NVMe 2.0 protocol supports both PCIe-connected HDDs
Currently, the SATA 3.0 connection cannot meet the data transfer requirements of 7200 rpm HDDs. Due to the needs of the market as well as the general development trend, HDD hard drives will need to upgrade bandwidth beyond the maximum speed of SATA 3.0. This will be met when switching to PCIe connectivity with NVMe 2.0 support.
This change to NVMe 2.0 will also mark the decline of the SATA protocol in general, which has not been updated in more than 12 years. Removing SATA and switching all hard drives to a single NVMe protocol frees up space on the motherboard, simplifies connections.

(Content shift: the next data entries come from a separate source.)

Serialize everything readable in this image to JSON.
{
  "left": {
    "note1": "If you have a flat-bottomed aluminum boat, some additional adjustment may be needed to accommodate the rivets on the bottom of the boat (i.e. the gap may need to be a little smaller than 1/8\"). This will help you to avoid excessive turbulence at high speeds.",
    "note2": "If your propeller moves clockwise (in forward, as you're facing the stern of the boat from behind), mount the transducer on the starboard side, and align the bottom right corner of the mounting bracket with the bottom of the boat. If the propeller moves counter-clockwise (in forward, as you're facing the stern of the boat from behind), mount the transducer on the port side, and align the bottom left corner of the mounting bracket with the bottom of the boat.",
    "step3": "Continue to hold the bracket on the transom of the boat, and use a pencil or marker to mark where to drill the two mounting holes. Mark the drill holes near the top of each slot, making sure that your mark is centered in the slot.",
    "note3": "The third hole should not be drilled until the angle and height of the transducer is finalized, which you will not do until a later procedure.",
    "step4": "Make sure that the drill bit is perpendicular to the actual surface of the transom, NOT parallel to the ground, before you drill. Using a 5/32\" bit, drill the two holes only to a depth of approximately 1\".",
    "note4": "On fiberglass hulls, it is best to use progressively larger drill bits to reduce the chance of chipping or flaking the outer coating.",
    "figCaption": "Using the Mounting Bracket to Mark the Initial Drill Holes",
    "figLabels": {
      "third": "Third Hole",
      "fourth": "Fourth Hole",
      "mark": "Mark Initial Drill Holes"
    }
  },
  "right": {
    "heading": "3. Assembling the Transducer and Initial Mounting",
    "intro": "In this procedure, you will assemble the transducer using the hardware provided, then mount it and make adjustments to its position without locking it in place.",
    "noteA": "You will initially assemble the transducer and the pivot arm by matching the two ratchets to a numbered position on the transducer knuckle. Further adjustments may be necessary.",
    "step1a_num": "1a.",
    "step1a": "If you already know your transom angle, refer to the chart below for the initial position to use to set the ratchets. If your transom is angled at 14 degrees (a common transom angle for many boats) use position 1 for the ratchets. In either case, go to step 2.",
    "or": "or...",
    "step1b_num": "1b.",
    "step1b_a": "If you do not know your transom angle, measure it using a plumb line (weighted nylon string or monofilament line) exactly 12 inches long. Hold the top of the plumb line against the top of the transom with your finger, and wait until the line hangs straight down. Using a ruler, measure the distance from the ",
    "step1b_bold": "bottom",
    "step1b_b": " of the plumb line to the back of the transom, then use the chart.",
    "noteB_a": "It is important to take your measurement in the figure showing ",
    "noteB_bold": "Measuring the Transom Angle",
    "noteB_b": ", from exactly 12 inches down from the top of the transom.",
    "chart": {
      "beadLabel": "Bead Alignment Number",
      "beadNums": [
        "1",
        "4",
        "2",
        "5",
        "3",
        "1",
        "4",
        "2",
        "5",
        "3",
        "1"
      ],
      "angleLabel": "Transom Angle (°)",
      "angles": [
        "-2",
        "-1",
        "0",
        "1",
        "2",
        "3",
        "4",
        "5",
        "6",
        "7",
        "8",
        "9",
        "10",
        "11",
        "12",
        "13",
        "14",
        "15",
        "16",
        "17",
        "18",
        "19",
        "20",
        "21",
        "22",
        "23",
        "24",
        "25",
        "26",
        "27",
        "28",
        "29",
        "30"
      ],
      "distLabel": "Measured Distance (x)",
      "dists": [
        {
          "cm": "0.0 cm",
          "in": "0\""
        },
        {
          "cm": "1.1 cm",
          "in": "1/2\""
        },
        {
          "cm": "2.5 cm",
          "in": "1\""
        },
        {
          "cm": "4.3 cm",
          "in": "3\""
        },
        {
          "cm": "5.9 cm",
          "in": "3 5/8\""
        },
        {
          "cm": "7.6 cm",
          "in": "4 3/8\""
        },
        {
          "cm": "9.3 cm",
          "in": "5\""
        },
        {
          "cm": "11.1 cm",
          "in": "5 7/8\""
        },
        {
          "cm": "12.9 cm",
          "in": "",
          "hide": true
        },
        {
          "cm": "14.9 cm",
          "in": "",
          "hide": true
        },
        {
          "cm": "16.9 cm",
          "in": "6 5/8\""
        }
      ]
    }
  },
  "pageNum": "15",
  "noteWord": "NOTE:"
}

Recently, Seagate also launched a new HDD with March.2 technology that can reach speeds of 524 MB/s. This is a speed that was previously only available on SSDs. In the next few years, HDDs with technology like March.2 will be very popular when the hard drive capacity exceeds the 20TB mark.
However, equipping hard drives like this is very expensive because they possess proprietary technology. Meanwhile, when NVMe 2.0 supports PCIe-connected HDD, it will help simplify the ecosystem because only one type of storage connection is needed.
Currently, there are no HDD products on the market that support NVMe, but this will happen in the near future.